実はうちの子、最近、肉嫌いになり、魚ばかり食べている。頭でっかちなので、肉食であることへの抵抗を感じているようだ。
背が伸びたいと言いながらも、ダイエットをしたり、偏食したり……言ってる意味がわからない。
「あと、5cmは伸びたい」
「贅沢な悩みだ。じゃあ、パパはどうなるんだよ」
「パパはもう還暦超えなんだから、別に小さくっても構わないでしょ?」
カッチーーン。
「あとね、抜け毛がすごいんだ。心配で眠れない。なんか、後頭部がすーすーしてる気がする」
ぼくは立ち上がり、頭を垂れた息子の頭をチェックするが、ぼくよりふさふさだった。ってか、息子が何に悩んでいるのか、ほんとうに、わからない。
「問題ないけど、普通じゃないの?」
「いや、問題あるよ。トマとかロマンに毛が薄くなったって言われた」
「バカじゃないの?金髪の子たちは地肌と髪の毛が同系色だから、実際はお前よりもっと薄いんだよ。君は黒髪で剛毛だから地肌がくっきり見えてしまう。そう感じているだけで、まったく気にする必要なし」
「トルコに行きたいんだ」
「トルコ? なんで?」
「植毛の技術がすごいらしい」
高校生の頃の自分と同じような悩み
ぼくは笑い出した。
というのも、自分が高校生の頃、同じような悩みを抱えていたからだった。
それで、ぼくは頭髪の薄い父親に食ってかかって、遺伝したらパパのせいだからね、と文句を言っていたのである。

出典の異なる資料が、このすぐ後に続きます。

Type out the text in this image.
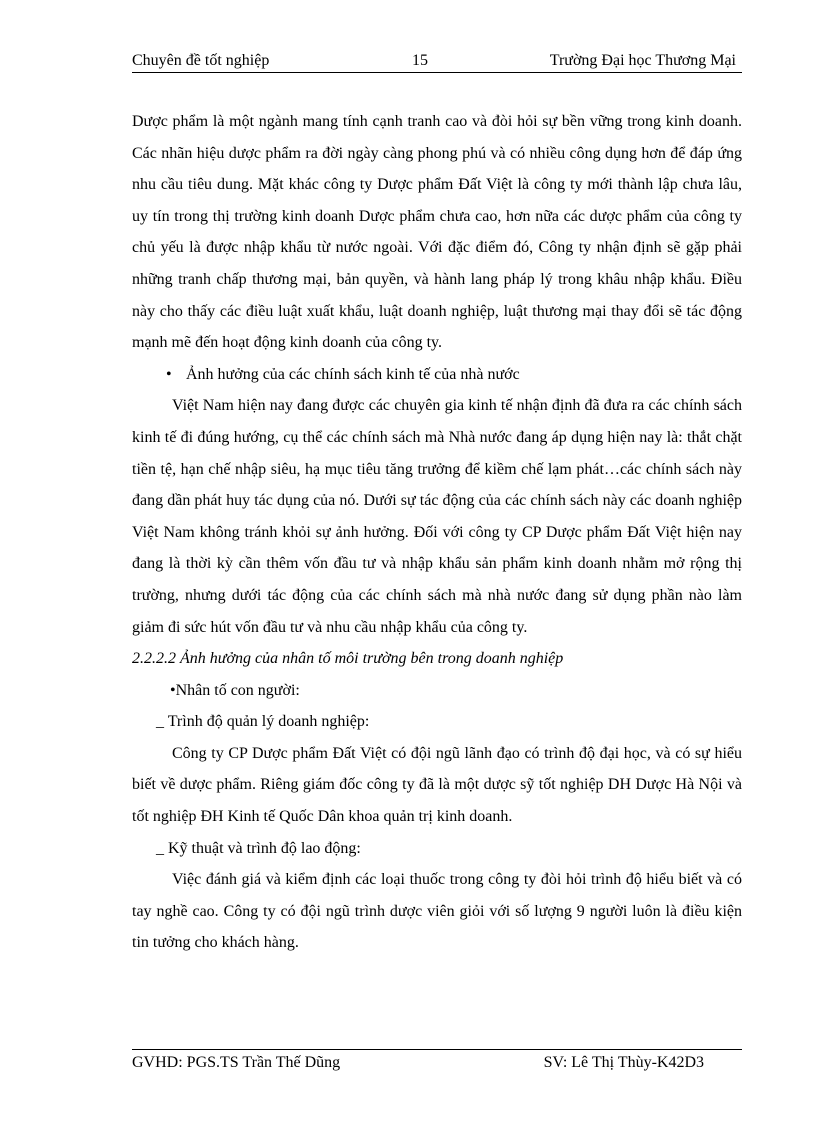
Chuyên đề tốt nghiệp	15	Trường Đại học Thương Mại

Dược phẩm là một ngành mang tính cạnh tranh cao và đòi hỏi sự bền vững trong kinh doanh. Các nhãn hiệu dược phẩm ra đời ngày càng phong phú và có nhiều công dụng hơn để đáp ứng nhu cầu tiêu dung. Mặt khác công ty Dược phẩm Đất Việt là công ty mới thành lập chưa lâu, uy tín trong thị trường kinh doanh Dược phẩm chưa cao, hơn nữa các dược phẩm của công ty chủ yếu là được nhập khẩu từ nước ngoài. Với đặc điểm đó, Công ty nhận định sẽ gặp phải những tranh chấp thương mại, bản quyền, và hành lang pháp lý trong khâu nhập khẩu. Điều này cho thấy các điều luật xuất khẩu, luật doanh nghiệp, luật thương mại thay đổi sẽ tác động mạnh mẽ đến hoạt động kinh doanh của công ty.

• Ảnh hưởng của các chính sách kinh tế của nhà nước

Việt Nam hiện nay đang được các chuyên gia kinh tế nhận định đã đưa ra các chính sách kinh tế đi đúng hướng, cụ thể các chính sách mà Nhà nước đang áp dụng hiện nay là: thắt chặt tiền tệ, hạn chế nhập siêu, hạ mục tiêu tăng trưởng để kiềm chế lạm phát…các chính sách này đang dần phát huy tác dụng của nó. Dưới sự tác động của các chính sách này các doanh nghiệp Việt Nam không tránh khỏi sự ảnh hưởng. Đối với công ty CP Dược phẩm Đất Việt hiện nay đang là thời kỳ cần thêm vốn đầu tư và nhập khẩu sản phẩm kinh doanh nhằm mở rộng thị trường, nhưng dưới tác động của các chính sách mà nhà nước đang sử dụng phần nào làm giảm đi sức hút vốn đầu tư và nhu cầu nhập khẩu của công ty.

2.2.2.2 Ảnh hưởng của nhân tố môi trường bên trong doanh nghiệp

•Nhân tố con người:

_ Trình độ quản lý doanh nghiệp:

Công ty CP Dược phẩm Đất Việt có đội ngũ lãnh đạo có trình độ đại học, và có sự hiểu biết về dược phẩm. Riêng giám đốc công ty đã là một dược sỹ tốt nghiệp DH Dược Hà Nội và tốt nghiệp ĐH Kinh tế Quốc Dân khoa quản trị kinh doanh.

_ Kỹ thuật và trình độ lao động:

Việc đánh giá và kiểm định các loại thuốc trong công ty đòi hỏi trình độ hiểu biết và có tay nghề cao. Công ty có đội ngũ trình dược viên giỏi với số lượng 9 người luôn là điều kiện tin tưởng cho khách hàng.

GVHD: PGS.TS Trần Thế Dũng	SV: Lê Thị Thùy-K42D3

若かった頃の自分にとって、身長とか髪型は進学や成績よりも重要案件であった。
息子を仕事場のソファに座らせ、その時のことを話して聞かせた。
「見てみろ、パパの髪の毛、50だけど、まだ染めてないし、抜けてもいない。確かに、白髪がちょろっと増えてきたけど、でも、ぜんぜん大丈夫だろ?」
「パパは歳だからもう逃げきれる。パパのことなんか誰も見てないし」
カッチーーン。
「僕はこれから恋愛をしなきゃならないのに、背が足りなかったり、髪の毛が薄いと死活問題じゃない? これ、切実なんだよ」
「バカか。ご先祖様に申し訳ないこと言うな。ジジが草葉の陰で悲しんでるぞ」
息子はシュンとうなだれてしまった。
でも、思春期特有の悩みだから、これでいいのだ、とぼくは思った。